The world is becoming more fragmented, and, as Jared Cohen, president of Global Affairs and co-head of the Office of Applied Innovation at Goldman Sachs wrote earlier this month, “in the 2020s, everything is geopolitical.”

As he outlines: “Each great power has a privileged position in the global economy, and they all face new risks and uncertain futures.” 

He elaborates:

“The United States is leaning more into its status as the holder of the world’s reserve currency, using the dollar and related payment systems to sanction adversaries and competitors. China is leveraging dependency on its position in supply chains. And Russia—with nowhere near the power of China or the U.S., but with more appetite for risk—has wielded energy to intimidate and coerce its neighbors and limit global support for Ukraine. There is no country or multilateral organization that has the capacity to arbitrate these tensions.”

With the above-referenced events at the top of this decade and the accelerating global push towards net zero carbon emissions a new class of states have entered the spotlight in the global geopolitical realignment – the “geopolitical swing states,” and their role could grow exponentially in the coming years.

Goldman Sachs’s Cohen defines a geopolitical swing state as “critical to the world economy and balance of power” but without “the capacity by themselves to drive the global agenda, at least for now.” He adds that “as long as the tensions between the U.S. and China continue to get worse, they will have outsized abilities to navigate geopolitical competition and take advantage of and influence it.” 

According to Cohen, there are four – often overlapping — categories of geopolitical swing states:

  • Countries with a competitive advantage in a critical aspect of global supply chains;
  • Countries with a unique ability to make themselves attractive for nearshoring, offshoring, or friendshoring;
  • Countries with a disproportionate amount of capital and willingness to deploy it around the world in pursuit of strategic objectives; and
  • Countries with developed economies and leaders who have global visions that they pursue within certain constraints.

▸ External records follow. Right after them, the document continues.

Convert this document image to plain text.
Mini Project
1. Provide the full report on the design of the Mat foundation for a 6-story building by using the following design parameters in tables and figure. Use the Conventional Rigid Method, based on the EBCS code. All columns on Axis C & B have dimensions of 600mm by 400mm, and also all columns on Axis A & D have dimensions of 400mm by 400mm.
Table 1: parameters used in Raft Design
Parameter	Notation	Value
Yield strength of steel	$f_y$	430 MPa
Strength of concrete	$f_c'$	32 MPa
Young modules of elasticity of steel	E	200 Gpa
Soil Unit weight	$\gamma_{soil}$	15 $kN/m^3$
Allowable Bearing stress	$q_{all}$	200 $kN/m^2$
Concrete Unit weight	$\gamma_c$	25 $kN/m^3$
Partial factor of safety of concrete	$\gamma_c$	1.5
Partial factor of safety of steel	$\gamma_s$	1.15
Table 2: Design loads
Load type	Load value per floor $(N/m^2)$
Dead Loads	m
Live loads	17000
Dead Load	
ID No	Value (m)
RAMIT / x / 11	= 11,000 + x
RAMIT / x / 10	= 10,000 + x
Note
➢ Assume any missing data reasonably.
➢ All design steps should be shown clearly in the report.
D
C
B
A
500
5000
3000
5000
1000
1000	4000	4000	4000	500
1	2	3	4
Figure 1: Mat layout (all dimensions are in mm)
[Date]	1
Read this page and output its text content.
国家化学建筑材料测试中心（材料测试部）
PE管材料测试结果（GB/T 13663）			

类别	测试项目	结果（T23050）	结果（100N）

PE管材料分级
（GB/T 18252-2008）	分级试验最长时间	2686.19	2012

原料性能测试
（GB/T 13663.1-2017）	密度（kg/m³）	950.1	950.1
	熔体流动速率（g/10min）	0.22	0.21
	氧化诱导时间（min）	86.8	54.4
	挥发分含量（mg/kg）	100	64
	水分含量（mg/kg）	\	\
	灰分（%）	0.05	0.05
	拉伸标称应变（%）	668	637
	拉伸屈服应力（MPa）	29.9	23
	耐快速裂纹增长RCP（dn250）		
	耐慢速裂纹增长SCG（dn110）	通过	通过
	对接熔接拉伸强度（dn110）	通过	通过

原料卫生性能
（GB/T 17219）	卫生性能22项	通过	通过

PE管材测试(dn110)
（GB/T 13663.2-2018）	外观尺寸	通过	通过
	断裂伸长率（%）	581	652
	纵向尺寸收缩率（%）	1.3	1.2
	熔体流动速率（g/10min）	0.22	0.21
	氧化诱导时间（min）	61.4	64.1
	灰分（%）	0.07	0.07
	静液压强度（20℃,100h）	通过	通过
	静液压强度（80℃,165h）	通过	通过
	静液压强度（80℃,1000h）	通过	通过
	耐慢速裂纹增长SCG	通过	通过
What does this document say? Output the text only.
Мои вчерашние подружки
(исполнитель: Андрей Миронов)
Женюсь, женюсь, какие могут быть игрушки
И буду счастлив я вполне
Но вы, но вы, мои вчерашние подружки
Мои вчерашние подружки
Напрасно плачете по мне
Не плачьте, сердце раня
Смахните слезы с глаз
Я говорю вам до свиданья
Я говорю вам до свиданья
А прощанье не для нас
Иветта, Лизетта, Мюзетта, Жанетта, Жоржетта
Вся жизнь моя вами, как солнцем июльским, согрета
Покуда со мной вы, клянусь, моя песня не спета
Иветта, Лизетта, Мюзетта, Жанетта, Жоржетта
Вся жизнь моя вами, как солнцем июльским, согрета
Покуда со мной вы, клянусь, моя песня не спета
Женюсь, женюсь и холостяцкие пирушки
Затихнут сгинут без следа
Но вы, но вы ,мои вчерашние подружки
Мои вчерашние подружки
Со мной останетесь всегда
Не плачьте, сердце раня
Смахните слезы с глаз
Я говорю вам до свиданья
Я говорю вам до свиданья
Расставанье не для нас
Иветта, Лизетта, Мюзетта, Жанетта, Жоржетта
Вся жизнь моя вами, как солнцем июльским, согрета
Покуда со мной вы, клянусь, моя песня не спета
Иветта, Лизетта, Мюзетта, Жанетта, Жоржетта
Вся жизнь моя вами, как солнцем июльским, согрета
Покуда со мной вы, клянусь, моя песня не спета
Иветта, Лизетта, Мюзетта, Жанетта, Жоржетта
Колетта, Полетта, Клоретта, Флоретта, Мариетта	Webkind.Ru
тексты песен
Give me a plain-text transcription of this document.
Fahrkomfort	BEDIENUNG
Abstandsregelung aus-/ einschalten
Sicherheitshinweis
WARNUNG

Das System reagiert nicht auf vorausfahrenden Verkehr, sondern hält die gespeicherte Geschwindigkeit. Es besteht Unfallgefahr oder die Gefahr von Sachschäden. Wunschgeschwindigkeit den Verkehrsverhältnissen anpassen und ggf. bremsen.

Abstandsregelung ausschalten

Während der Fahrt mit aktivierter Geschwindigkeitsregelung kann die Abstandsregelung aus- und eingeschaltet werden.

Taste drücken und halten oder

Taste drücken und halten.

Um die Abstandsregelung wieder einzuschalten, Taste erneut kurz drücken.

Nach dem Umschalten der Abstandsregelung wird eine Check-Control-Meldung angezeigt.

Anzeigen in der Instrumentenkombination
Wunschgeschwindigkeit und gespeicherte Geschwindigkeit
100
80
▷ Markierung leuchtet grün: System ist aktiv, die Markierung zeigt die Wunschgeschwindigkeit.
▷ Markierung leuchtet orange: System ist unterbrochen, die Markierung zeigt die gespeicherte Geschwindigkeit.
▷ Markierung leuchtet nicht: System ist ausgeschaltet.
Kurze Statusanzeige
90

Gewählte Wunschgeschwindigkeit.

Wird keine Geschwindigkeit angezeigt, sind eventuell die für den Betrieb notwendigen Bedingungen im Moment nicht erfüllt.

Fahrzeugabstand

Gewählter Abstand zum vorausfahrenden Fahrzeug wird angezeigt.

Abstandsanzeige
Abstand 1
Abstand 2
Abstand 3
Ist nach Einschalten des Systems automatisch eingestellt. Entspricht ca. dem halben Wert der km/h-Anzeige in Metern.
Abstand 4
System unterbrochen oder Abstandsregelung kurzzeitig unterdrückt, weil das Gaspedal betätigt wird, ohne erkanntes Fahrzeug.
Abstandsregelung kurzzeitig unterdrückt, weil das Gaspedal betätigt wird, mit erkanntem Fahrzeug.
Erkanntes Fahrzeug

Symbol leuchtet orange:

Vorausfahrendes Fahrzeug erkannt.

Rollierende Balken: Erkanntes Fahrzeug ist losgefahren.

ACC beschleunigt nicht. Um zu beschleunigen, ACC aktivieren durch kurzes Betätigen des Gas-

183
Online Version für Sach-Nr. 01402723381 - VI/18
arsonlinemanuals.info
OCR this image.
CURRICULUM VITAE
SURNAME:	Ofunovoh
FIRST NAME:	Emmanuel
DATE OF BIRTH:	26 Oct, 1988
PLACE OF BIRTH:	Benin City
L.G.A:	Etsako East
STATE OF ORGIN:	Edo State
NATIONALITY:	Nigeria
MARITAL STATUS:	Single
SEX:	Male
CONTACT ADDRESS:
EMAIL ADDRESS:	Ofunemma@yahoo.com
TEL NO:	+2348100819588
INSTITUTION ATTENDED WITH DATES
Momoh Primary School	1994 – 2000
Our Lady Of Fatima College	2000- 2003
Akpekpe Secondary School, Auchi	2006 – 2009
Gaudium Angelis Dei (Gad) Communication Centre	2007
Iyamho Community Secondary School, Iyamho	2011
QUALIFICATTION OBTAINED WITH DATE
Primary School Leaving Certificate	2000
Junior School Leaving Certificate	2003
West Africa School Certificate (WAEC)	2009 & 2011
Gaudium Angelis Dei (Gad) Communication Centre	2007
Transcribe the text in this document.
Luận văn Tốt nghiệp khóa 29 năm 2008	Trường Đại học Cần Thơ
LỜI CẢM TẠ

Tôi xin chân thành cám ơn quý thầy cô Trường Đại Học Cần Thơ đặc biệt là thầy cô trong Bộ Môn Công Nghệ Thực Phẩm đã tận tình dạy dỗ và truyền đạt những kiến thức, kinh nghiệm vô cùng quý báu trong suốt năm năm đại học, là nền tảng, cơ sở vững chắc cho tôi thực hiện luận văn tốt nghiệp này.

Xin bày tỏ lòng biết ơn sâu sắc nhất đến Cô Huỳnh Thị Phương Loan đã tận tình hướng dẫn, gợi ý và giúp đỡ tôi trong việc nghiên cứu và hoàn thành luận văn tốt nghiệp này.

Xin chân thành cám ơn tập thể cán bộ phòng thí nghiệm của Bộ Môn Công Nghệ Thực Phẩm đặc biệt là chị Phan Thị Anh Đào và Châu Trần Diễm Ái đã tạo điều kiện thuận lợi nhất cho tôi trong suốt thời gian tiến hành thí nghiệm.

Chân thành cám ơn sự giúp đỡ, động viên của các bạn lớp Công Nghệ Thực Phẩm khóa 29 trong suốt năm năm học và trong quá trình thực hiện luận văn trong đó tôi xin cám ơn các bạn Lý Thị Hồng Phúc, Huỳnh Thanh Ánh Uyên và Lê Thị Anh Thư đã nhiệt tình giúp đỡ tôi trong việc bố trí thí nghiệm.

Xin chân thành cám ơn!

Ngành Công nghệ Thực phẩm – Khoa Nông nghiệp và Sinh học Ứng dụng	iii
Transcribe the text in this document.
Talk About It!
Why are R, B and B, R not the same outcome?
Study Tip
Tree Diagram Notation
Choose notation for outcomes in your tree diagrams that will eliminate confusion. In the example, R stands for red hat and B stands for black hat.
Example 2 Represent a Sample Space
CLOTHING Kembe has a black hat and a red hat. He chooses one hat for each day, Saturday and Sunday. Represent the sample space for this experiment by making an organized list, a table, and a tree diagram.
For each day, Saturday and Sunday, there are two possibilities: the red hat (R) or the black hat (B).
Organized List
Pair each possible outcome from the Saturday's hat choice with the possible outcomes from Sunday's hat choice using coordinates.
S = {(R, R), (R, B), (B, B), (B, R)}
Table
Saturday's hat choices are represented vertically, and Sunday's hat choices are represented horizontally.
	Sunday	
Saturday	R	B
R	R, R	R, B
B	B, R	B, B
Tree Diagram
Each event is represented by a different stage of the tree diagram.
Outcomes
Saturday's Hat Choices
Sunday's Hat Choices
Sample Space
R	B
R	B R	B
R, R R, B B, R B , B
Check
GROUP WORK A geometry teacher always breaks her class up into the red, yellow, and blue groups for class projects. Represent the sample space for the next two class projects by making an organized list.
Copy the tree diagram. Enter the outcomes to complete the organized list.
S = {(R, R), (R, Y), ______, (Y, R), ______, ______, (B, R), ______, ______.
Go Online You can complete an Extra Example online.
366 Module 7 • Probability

As Cohen concludes, “[t]he rise of geopolitical swing states may balance the great powers and help stabilize the global order. Their interest-based decision-making could be a source of consistency in uncertain times. Or their newfound prominence may increase global instability by putting more actors and variables in play. But even if today’s world is not yet multipolar, a rising group of countries recognize that they can determine the course of world events. Those geopolitical swing states are aware that their power may be unsustainable, or event fleeting and they are determined to take advantage of the current window of opportunity.”

While the rise of the geopolitical swing states has business implications for multinational businesses and investors, these trendlines are have real-world implications for U.S. stakeholders from a policy perspective, and, in the critical mineral resource realm, underscore the importance of a comprehensive all-of-the-above approach to securing critical mineral resource supply chains.

As Cohen closes:

“For years, geopolitics mattered more to certain industries than others. Now they matter to everyone.”

The sooner U.S. policy stakeholders realize this and pursue a comprehensive “soup-to-nuts” approach that embraces nearshoring, offshoring, and friendshoring, while also focusing on bolstering the domestic critical minerals framework, the better.